Dilihat dari sisi tampilan, Ghost Track pada akhirnya menjadi olah gerak saja, tanpa narasi. Sejak awal, Harijono memang berfokus pada eksplorasi gerak, bukan menciptakan kisah lewat gerak. Maka, bila dalam beberapa bagian ada iringan tembang Jawa dan Sunda yang mengisahkan satu cerita, hal itu sesungguhnya tak berhubungan langsung dengan gerak para penari.
Tapi, meski begitu, bukan berarti Ghost Track jadi sekadar paduan gerakan yang melulu harus dipandang dari sisi teknis koreografi. Melalui komposisi ini, Harijono ternyata juga ingin menyampaikan sesuatu. “Di Eropa sekarang sedang marak xenophobia, ketakutan pada yang asing. Dengan tari ini, saya ingin menyatakan pada publik Eropa bahwa pertemuan dengan yang asing itu bukan berarti meniadakan identitas asli kita,” katanya.

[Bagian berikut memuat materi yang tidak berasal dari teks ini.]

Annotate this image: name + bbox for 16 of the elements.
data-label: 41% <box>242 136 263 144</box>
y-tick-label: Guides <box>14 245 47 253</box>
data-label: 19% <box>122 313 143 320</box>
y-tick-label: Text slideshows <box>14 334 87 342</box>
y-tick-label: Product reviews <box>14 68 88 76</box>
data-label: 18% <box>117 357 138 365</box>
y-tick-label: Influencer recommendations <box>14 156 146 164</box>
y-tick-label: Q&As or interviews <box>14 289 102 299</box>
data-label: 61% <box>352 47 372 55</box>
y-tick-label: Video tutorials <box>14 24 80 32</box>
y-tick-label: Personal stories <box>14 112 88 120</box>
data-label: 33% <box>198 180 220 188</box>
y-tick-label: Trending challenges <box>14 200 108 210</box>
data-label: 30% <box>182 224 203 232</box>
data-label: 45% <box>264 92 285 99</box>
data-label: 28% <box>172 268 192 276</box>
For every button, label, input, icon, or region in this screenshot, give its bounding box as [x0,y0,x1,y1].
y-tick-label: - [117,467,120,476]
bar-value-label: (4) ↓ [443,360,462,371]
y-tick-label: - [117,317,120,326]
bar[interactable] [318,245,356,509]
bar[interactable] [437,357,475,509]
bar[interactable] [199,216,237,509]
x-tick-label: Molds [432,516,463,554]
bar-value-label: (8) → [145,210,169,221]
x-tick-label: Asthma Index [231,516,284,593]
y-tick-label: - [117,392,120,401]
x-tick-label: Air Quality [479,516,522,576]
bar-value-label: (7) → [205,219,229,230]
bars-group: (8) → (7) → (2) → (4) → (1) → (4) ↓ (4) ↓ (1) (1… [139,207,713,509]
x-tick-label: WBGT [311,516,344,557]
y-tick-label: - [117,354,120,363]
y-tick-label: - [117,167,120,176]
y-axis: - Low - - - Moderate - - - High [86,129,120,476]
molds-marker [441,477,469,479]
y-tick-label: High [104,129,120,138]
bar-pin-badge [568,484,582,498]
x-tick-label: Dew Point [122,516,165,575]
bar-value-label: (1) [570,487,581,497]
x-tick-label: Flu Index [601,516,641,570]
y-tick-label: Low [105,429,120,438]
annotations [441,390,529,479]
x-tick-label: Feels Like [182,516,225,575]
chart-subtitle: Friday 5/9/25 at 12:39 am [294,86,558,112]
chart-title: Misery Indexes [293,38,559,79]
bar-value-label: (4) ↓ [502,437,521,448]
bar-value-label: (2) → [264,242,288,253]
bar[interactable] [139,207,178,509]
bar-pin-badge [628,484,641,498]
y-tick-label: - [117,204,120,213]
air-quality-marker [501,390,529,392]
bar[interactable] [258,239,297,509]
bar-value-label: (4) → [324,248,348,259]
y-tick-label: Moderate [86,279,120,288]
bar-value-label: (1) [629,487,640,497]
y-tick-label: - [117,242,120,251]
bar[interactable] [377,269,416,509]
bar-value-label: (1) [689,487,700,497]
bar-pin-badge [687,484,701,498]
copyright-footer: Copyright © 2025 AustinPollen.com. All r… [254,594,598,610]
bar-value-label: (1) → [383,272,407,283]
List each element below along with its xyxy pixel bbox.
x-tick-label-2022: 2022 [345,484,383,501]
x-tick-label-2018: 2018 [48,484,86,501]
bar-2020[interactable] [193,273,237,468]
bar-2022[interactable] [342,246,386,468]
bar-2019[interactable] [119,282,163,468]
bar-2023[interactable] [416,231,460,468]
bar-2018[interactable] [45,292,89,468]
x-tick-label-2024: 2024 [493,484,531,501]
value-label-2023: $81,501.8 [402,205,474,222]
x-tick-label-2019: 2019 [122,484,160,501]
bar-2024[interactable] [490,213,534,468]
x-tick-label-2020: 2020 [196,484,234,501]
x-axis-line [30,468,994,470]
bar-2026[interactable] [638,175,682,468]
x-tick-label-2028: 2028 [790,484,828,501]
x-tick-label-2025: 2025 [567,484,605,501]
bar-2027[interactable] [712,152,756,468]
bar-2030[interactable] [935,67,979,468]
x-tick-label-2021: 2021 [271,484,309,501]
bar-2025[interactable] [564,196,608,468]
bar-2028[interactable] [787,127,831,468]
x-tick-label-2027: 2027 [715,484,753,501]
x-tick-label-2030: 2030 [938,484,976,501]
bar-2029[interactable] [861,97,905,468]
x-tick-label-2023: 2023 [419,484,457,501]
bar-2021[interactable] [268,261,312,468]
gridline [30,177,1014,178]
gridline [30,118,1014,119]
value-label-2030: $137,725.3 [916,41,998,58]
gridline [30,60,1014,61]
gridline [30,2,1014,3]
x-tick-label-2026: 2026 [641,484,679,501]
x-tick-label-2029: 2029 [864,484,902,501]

foto diambil dari Tempo.co
Tidak sengaja ketemu blog ini saat “jalan-jalan”, sangat menarik, banyak hal baru yang saya temui di sini
sebagai bagian dari produk budaya, koreografi memang perlu terus dikembangkan sesuai dengan perkembangan kulturalnya. di era kesejagatan seperti sekarang upaya saling belajar merupakan cara yang tepat utk membangun sebuah produk budaya kontemporer yang bagus.